Peanut Brownie Sables
Adapted from Dorie Greenspan’s Dorie’s Cookies
Yield: 36-40 cookies
For sable dough:
- 1 cup gluten-free OR all-purpose flour
- 1/2 teaspoon baking powder
- 7 tablespoons unsalted butter, at room temperature
- 2 tablespoons natural peanut (peanuts-only) butter, smooth or crunchy
- 1/2 cup sugar
- 1/4 teaspoon fleur de sel OR pinch of fine sea salt
- 2 large egg yolks, at room temperature
- 3/4 cup honey roasted peanuts, coarsely chopped OR salted peanuts, toasted and coarsely chopped
For brownie batter:
- 2/3 cup gluten-free OR all-purpose flour
- 1/4 cup unsweetened cocoa powder
- 1/4 teaspoon fleur de sel OR pinch of fine sea salt
- 1/2 cup light brown sugar OR 1/2 cup white sugar+dollop molasses
- 4 tablespoons (1/2 stick) cold unsalted butter, cut into 16 pieces
- 1 large egg, lightly beaten
- 6 oz bittersweet chocolate, finely chopped
- Center a rack in the oven and preheat to 350ºF. Line two baking sheets with parchment paper.
- Make sable dough first: In a stand mixer fitted with the paddle attachment or in a large bowl with a hand mixer, beat butter and peanut butter together on low speed until smooth and creamy, about 2 minutes.
- Add sugar and salt, and beat for 2 minutes.
- Add yolks one at a time, beating 1 minute after each one. Scrape down sides of bowl as needed.
- Mix in baking powder.
- Turn off mixer, add all the flour, and stir it in partway so it won’t fly everywhere.
- Beat in flour on low speed. (If you’re using all-purpose flour, beat only until flour is almost all incorporated.)
- Add peanuts and mix on low speed until dry ingredients all disappear and peanuts are evenly distributed.
- Scrape dough into another bowl and set aside. Don’t bother washing the mixer bowl.
- Make the brownie batter: Using a rubber spatula, stir together flour, cocoa powder, and salt in mixer bowl or large bowl.
- Add brown sugar OR white sugar+dollop molasses. Pulse mixer to combine.
- Add butter bits and mix on low speed until ingredients are fully blended, about 2 minutes. The mixture looks a little like damp sand, and you might have some crumbs and clumps.

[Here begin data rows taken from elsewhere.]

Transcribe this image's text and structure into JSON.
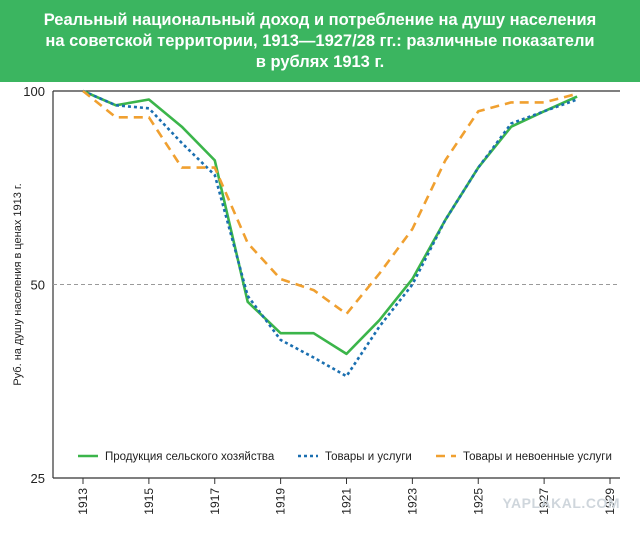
{
  "title_lines": [
    "Реальный национальный доход и потребление на душу населения",
    "на советской территории, 1913—1927/28 гг.: различные показатели",
    "в рублях 1913 г."
  ],
  "watermark": "YAPLAKAL.COM",
  "colors": {
    "banner": "#3bb560",
    "agriculture": "#3bb54a",
    "goods": "#1a6fb0",
    "nonmilitary": "#f0a030",
    "refline": "#9a9a9a"
  },
  "chart_data": {
    "type": "line",
    "title": "Реальный национальный доход и потребление на душу населения на советской территории, 1913—1927/28 гг.: различные показатели в рублях 1913 г.",
    "ylabel": "Руб. на душу населения в ценах 1913 г.",
    "xlabel": "",
    "yscale": "log",
    "ylim": [
      25,
      100
    ],
    "xlim": [
      1913,
      1929
    ],
    "y_ticks": [
      "100",
      "50",
      "25"
    ],
    "x_ticks": [
      "1913",
      "1915",
      "1917",
      "1919",
      "1921",
      "1923",
      "1925",
      "1927",
      "1929"
    ],
    "reference_line": 50,
    "legend_position": "bottom",
    "series": [
      {
        "name": "Продукция сельского хозяйства",
        "style": "solid",
        "x": [
          1913,
          1914,
          1915,
          1916,
          1917,
          1918,
          1919,
          1920,
          1921,
          1922,
          1923,
          1924,
          1925,
          1926,
          1927,
          1928
        ],
        "y": [
          100,
          95,
          97,
          88,
          78,
          47,
          42,
          42,
          39,
          44,
          51,
          63,
          76,
          88,
          93,
          98
        ]
      },
      {
        "name": "Товары и услуги",
        "style": "dotted",
        "x": [
          1913,
          1914,
          1915,
          1916,
          1917,
          1918,
          1919,
          1920,
          1921,
          1922,
          1923,
          1924,
          1925,
          1926,
          1927,
          1928
        ],
        "y": [
          100,
          95,
          94,
          83,
          74,
          48,
          41,
          38.5,
          36,
          43,
          50,
          63,
          76,
          89,
          93,
          97
        ]
      },
      {
        "name": "Товары и невоенные услуги",
        "style": "dashed",
        "x": [
          1913,
          1914,
          1915,
          1916,
          1917,
          1918,
          1919,
          1920,
          1921,
          1922,
          1923,
          1924,
          1925,
          1926,
          1927,
          1928
        ],
        "y": [
          100,
          91,
          91,
          76,
          76,
          58,
          51,
          49,
          45,
          52,
          61,
          78,
          93,
          96,
          96,
          99
        ]
      }
    ]
  }
}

- Add beaten egg and mix on low speed until batter resembles fudge frosting.
- Add chopped chocolate and pulse to mix it in.
- Scrape sable dough back into the bowl with the brownie batter and mix on low speed until homogeneous.
- Drop dough in rounded tablespoonfuls on baking sheets, spacing cookies 2 inches apart.
- Use either your fingers or the bottom of a jar or glass (covered in plastic wrap) to press each cookie down gently, just enough to level the tops of the mounds.
- Bake cookies one sheet at a time, 12 minutes if gluten free, 10 minutes if not. They will be set at the edges and soft in the centers when prodded lightly with a fork. They will look uniformly dull.
- Cool cookies completely on baking sheet on a rack. They will firm as they cool.
- Repeat with second batch.
- Cookies can be stored in a covered container at room temperature for up to 3 days. Packed airtight, they can be stored in the freezer for up to 2 months.